What a nice piece of kit. I've owned a lot of high performance cards over the years and this is very nice. The 3-slot design might be a pain if you can't afford to lose the slots but the cooling you get is amazing. I was previously running an Nvidia 8800 GTX: this 570 GTX runs significantly cooler under LOAD than the 8800 GTX ran IDLE. The only thing to note is that by default the speed of the fans is proportional to the clock-rate and NOT the temperature. You'll need to install the Asus Smart Doctor and switch it to enable "Smart Cooling", which allows you to set specific fan ratios (40%, 50% etc) for specific temperature ranges. That said, even with the fan running at the default speed and maxing it out with Folding@home I still didn't see anything above 65 degrees (this is in an Antec P183 case); with the Smart Cooling I never see temperatures above 56 degrees and that means a fan ratio of about 40-50%. That's just as well since setting the fan manually to 100% makes you realise how noisy the card COULD be.
I dislike noisy machines and buy silent or near-silent components: my CPU is passively cooled and I have 120mm silent fans etc. I chose this card because it offered amazing performance and was quieter and cooler in online reviews. Under max load, the noise from the case sitting under my desk is noticeable but not obtrusive enough to be an issue since I game with headphones on anyway.
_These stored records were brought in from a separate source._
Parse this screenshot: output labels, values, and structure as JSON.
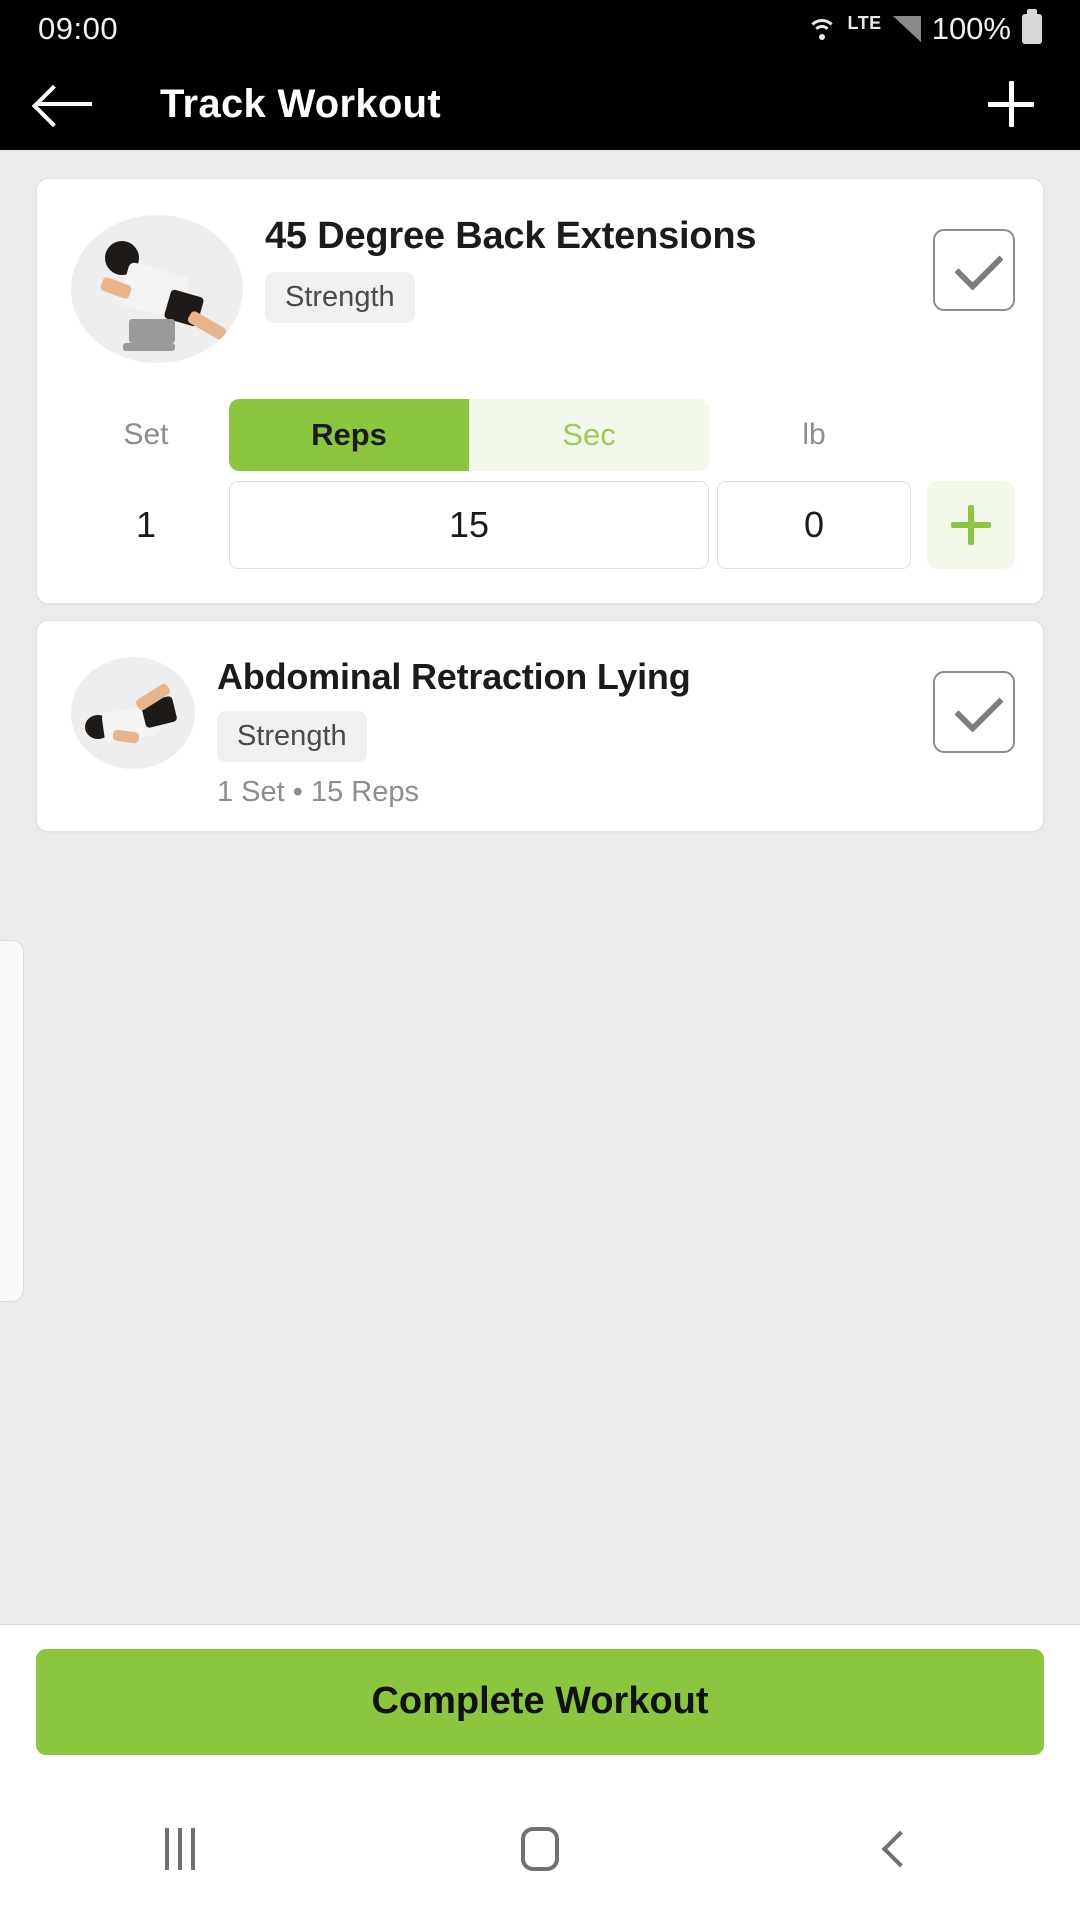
{
  "status_bar": {
    "time": "09:00",
    "network_type": "LTE",
    "battery_percent": "100%",
    "icons": [
      "wifi-icon",
      "signal-icon",
      "battery-icon"
    ]
  },
  "app_bar": {
    "title": "Track Workout",
    "back_icon": "back-arrow-icon",
    "add_icon": "plus-icon"
  },
  "exercises": [
    {
      "name": "45 Degree Back Extensions",
      "category": "Strength",
      "completed_icon": "checkmark-icon",
      "expanded": true,
      "columns": {
        "set": "Set",
        "weight_unit": "lb"
      },
      "unit_toggle": {
        "options": [
          "Reps",
          "Sec"
        ],
        "selected": "Reps"
      },
      "sets": [
        {
          "index": "1",
          "reps": "15",
          "weight": "0"
        }
      ],
      "add_set_icon": "plus-icon"
    },
    {
      "name": "Abdominal Retraction Lying",
      "category": "Strength",
      "completed_icon": "checkmark-icon",
      "expanded": false,
      "summary": "1 Set • 15 Reps"
    }
  ],
  "footer": {
    "complete_label": "Complete Workout"
  },
  "nav_bar": {
    "recents": "recents-icon",
    "home": "home-icon",
    "back": "back-icon"
  },
  "colors": {
    "accent_green": "#8cc63f",
    "accent_green_pale": "#f2f8ea",
    "app_bar_bg": "#000000",
    "page_bg": "#ebebeb",
    "card_bg": "#ffffff",
    "muted_text": "#8d8d8d"
  }
}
When idle or under moderate load, I can't even tell it's on.
If anyone is going to use this with the Antec P183 then note that you WILL have to remove the upper drive cage to accommodate the card; and you will NOT be able to fit it into the bottom-most PCIe x16 slot as the chamber-divider does not leave enough clearance.
I am running with an old Core 2 Quad Q6600 (stock speed @2.4GHz) with 8GB of RAM. I can run most games at highest settings at a res of 1920x1080.
For example, Crysis 2 at the max settings and with the additional DX11 bits enabled and also the high-res texture pack installed runs fine most of the time. Deus Ex: Human revolution also plays nicely at nearly the max settings: I suspect the bottleneck is not the GPU however since GPU-z on the secondary monitor does not indicate full GPU load.
Note, although you can overclock this card out of the box, the overclock is limited by the voltage range. You can push past that but you'll need to install Asus OSD software to be able to overclock this card beyond the default voltage range. I found that the software caused crashes with Deus Ex: Human Revolution and so I removed the OSD software. I was using the latest version as of Sept, 2011. Hopefully Asus or someone will patch it.